EU Sees Growth Opportunities in Cloud Computing

Seeing the potential impact of cloud computing on business productivity and economic growth, the European Commission recently unveiled major plans to rev up its use of this fledging technology.

Targeted key actions for “Unleashing the potential of cloud computing in Europe,” as it's called, include:

  • Cutting through the jungle of technical standards so that cloud users get interoperability, data portability, and reversibility. Necessary standards should be identified by 2013
  • Support for EU-wide certification schemes for trustworthy cloud providers
  • Development of model 'safe and fair' contract terms for cloud computing contracts including Service Level Agreements
  • A European Cloud Partnership with Member States and industry to harness the public sector's buying power (20 percent of all IT spending), shape the European cloud market, boost the growth of European cloud providers to achieve a competitive scale, and deliver cheaper and better eGovernment

The goal is to speed up and increase the use of cloud computing across the economy, as well as remove cross-border barriers such as tax issues and conflicting data-protection rules.

And the stakes are pretty big: Investing in cloud computing could deliver a net gain of 2.5 million new European jobs, and an annual boost of €160 billion (US$207 billion) to the EU GDP (around 1 percent), by 2020. (More detailed information can be found here.)

Of course, there also are benefits from economies of scale. According to the EC, about 80 percent of organizations adopting cloud computing achieve cost savings of at least 10-20 percent.
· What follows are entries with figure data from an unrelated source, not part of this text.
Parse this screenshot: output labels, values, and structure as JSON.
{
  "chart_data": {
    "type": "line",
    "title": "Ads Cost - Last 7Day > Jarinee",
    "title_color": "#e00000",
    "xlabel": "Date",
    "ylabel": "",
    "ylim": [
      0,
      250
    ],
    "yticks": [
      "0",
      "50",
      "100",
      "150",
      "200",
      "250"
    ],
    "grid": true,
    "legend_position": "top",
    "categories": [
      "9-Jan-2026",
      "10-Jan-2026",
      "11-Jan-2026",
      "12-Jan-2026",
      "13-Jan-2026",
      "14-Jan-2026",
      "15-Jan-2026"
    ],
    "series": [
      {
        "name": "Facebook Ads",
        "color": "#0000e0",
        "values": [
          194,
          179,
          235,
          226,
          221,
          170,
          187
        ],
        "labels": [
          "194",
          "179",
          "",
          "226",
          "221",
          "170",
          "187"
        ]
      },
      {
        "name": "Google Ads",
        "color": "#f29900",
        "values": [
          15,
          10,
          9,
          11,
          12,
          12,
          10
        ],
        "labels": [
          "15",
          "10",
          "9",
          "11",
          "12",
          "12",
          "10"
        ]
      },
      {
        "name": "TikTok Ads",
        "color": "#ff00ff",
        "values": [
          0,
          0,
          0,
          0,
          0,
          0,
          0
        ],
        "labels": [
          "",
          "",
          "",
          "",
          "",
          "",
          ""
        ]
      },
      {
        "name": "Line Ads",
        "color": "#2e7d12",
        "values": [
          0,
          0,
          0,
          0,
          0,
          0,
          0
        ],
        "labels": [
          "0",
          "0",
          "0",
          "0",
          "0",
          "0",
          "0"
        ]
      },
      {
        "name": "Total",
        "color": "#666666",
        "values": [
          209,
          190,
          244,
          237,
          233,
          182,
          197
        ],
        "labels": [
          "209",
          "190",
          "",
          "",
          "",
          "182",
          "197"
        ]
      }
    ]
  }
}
Additionally, if there is widescale adoption across all economic sectors, significant productivity gains should be expected.

However, because of an absence of common standards, many potential users are deterred from adopting cloud solutions — they're not sure what standards and certificates they should look for to meet their requirements and legal obligations, the EC noted.

“Cloud computing is a game-changer for our economy. Without EU action, we will stay stuck in national fortresses and miss out on billions in economic gains,” said Neelie Kroes, vice president of the European Commission and commissioner for Digital Agenda, in a statement. “We must achieve critical mass and a single set of rules across Europe. We must tackle the perceived risks of cloud computing head-on.”

“Cloud computing could be the answer, especially when talking about citizens and small and medium size enterprises. It is less costly. It is safe. It is indeed very efficient,” Kroes added in this video interview. “It's not that I want a European cloud. I want a clear, effective, and efficient strategy for what Europe is offering and what we are defending.”

The cloud computing strategy announcement follows the Commission's 2012 proposal to update the Data Protection rules and comes ahead of a European Strategy for Cyber Security to be proposed in the coming months. According to the announcement, these actions forge “a comprehensive effort to deliver a dynamic and trusted internet environment in Europe.”

I suppose we'll see how far the EC goes with this. Beyond straight guidelines, some people cited in a Wall Street Journal report voiced concerns about whether Europe's standard will be compatible with those being developed in the US, while others said the proposal is watered down from earlier drafts.

What's important is that the European Union is looking at how technology can help move it out of its slump, and is seeking non-traditional ways to spur the economy. It also appears that some new cloud computing milestone has been reached — when governments start talking about this, you know it has finally caught on among businesses and the masses.

3 comments on “EU Sees Growth Opportunities in Cloud Computing

  1. Barbara Jorgensen
    October 8, 2012

    Jenn: Good point about the EU moving to stimulate the economy. Not a bad move all things conidered. Sure, there are still a lot of questions about the cloud. But waiting for them to all be answered isn't going to move things along. Someone recently pointed out that the EU tends to move quickly (relative to the US) when it is motivated. Case in point; RoHS and WEEE. Sure, the standards need tweaking, but one could argue that they are better than not doing anything at all.

  2. SP
    October 9, 2012

    Yes agreed, when it comes to European Union, they are quite strict in setting deadlines and sticking to it. Lets see what growth oppurtunities they would bring in for cloud computing. Therez lot of sharing you can do in cloud computing that reduces cost and makes easy accessibility.

  3. Mr. Roques
    October 9, 2012

    What they were seeing was that the rest of the World was ahead and they can't afford to miss out. Europe has great places to create clouds, and also, many companies that can benefit from that… instead of letting that business go to a foreign company.